Por Rafael Menezes/RJ
O azul cálido da parede contrastava com o azul de fora da esquadria, e era aquele azul que eu sempre quis tocar. Eu olhei minha face no espelho… eu, num holograma minucioso com detalhes agudos, eu me enxergava nítida como numa poça de chuva, depois do turbilhão que se passava dentro da minha cabeça. E sim, eu conseguia sorrir mesmo desfigurada.
Eu me vi mulher naturalmente, como se sempre houvesse sido, eu experimentei minhas formas como se apenas tivesse tido a paciência de esperá-las desabrochar, feito uma menina boba que anseia por seios ainda aos 12 anos.
Eu me vi completa e absorvi cada dia como se fosse o último, porque a dádiva de estar viva sendo uma travesti é quase um milagre divino. Nós somos a mutação natural do que a natureza falhou em esculpir.
Eu observei amigas sendo massacradas e homenageadas depois de morta como se o mérito de ter existido bastasse. Não! A vida não se trata somente de existir ou não, é preciso sobressair, edificar, pisar na terra e sentir-se viva mesmo aos prantos, mesmo que a tal terra seja ao lado da cova de uma amiga que morreu por motivo torpe.
Somos travestis, mulheres ceifadas do direito de parir por um erro de DNA, como se já não bastasse isso, somos privadas de termos o nome que bem quisermos, e temos travado na linha fria da vida o direito também de caminhar como qualquer mulher: seja ela feliz ou não.
Não, não são os seios e cabelos compridos que me faz plena, porque o que adquiri com o tempo não me fez travesti, eu sempre fui travesti.

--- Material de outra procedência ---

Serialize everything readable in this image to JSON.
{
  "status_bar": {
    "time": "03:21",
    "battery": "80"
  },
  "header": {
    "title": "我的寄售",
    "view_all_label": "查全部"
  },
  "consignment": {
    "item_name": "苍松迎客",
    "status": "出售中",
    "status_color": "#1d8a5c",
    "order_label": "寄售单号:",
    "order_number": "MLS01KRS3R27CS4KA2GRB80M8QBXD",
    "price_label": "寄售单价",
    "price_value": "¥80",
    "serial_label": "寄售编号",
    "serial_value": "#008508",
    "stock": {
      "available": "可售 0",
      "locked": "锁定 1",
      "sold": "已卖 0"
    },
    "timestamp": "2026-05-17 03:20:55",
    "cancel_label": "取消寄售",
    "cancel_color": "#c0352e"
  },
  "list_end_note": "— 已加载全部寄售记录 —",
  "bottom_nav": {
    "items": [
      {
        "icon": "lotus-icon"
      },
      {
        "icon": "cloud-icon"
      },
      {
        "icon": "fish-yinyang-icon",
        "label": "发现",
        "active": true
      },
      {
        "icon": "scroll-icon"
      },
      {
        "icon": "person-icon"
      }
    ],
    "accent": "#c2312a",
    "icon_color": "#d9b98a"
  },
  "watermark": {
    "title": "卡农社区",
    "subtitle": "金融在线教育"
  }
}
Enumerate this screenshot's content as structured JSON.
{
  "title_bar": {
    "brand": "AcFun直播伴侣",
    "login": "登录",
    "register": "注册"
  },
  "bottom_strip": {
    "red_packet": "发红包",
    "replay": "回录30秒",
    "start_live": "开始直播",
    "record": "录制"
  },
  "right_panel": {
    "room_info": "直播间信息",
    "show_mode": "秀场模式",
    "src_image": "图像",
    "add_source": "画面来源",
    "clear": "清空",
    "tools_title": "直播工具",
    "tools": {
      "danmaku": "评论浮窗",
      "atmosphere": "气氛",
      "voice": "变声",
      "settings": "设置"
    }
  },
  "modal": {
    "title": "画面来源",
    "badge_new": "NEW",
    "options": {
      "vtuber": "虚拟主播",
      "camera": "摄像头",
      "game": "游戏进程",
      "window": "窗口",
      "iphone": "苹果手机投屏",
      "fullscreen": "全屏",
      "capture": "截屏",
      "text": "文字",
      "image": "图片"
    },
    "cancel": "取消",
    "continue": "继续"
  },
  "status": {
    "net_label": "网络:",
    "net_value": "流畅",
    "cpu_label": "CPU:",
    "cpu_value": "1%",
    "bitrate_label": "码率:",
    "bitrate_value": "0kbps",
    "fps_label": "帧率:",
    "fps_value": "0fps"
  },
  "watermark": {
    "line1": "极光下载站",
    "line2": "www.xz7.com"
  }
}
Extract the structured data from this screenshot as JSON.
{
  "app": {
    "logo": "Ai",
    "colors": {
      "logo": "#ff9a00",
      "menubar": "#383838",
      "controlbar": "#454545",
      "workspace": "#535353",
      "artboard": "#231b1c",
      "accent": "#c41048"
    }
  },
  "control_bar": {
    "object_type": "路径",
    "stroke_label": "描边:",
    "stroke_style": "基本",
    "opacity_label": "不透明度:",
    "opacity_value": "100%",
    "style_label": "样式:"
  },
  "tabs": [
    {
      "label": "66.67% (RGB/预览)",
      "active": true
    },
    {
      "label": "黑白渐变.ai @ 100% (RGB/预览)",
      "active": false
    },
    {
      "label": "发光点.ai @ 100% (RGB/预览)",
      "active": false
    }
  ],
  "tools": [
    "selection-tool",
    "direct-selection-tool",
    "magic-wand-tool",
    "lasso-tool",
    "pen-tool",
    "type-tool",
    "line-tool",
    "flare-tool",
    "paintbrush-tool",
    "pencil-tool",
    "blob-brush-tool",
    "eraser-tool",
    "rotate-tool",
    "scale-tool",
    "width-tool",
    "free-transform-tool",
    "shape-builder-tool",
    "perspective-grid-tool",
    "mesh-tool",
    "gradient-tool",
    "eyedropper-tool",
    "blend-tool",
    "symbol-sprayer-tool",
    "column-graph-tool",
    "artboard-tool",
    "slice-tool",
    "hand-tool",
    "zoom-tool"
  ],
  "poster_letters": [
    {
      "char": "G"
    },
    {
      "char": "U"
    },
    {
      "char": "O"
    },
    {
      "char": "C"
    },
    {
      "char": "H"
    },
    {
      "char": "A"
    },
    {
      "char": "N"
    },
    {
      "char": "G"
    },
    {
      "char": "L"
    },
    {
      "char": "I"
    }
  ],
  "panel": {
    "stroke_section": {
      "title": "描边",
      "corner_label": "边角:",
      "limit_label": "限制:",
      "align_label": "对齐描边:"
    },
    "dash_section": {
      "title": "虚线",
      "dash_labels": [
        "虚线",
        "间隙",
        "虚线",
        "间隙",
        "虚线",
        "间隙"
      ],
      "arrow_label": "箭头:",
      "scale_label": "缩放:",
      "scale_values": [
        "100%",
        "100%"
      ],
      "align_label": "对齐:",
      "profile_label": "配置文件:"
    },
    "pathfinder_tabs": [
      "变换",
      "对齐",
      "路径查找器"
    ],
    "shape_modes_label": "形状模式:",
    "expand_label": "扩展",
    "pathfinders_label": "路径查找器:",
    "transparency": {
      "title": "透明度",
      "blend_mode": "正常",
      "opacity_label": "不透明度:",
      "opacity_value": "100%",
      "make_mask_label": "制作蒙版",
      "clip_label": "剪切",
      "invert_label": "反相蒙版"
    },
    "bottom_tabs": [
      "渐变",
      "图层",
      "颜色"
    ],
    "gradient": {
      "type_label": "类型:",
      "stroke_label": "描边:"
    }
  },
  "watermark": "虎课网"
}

Eu turbinei meu corpo, fiz o alinhamento dos quadris, a calibragem do meu eixo, e na busca incessante de felicidade eu talvez tenha me esquecido de trocar as velas do coração, mas aí eu me indago: de que serve o coração em certos momentos, pra uma travesti? A não ser pra acomodar balas ou facas de transfóbicos, ou ainda, o desamor do inaceitável?
Troquemos então, troquemos nossos corações por discos rígidos, onde guardaremos os arquivos, os processos, as lembranças a família que não se vê mais, a agressão de ontem, e num cantinho com poucos bytes, quem sabe, os planos de amanhã? Absolutamente não. Numa era onde transexuais são expostas a 190 milhões de expectadores que decidem se ela é digna ou não para andar de biquíni e ficar rica dentro de um circo de horrores, onde se mostra o que há de pior no ser humano, eu pergunto?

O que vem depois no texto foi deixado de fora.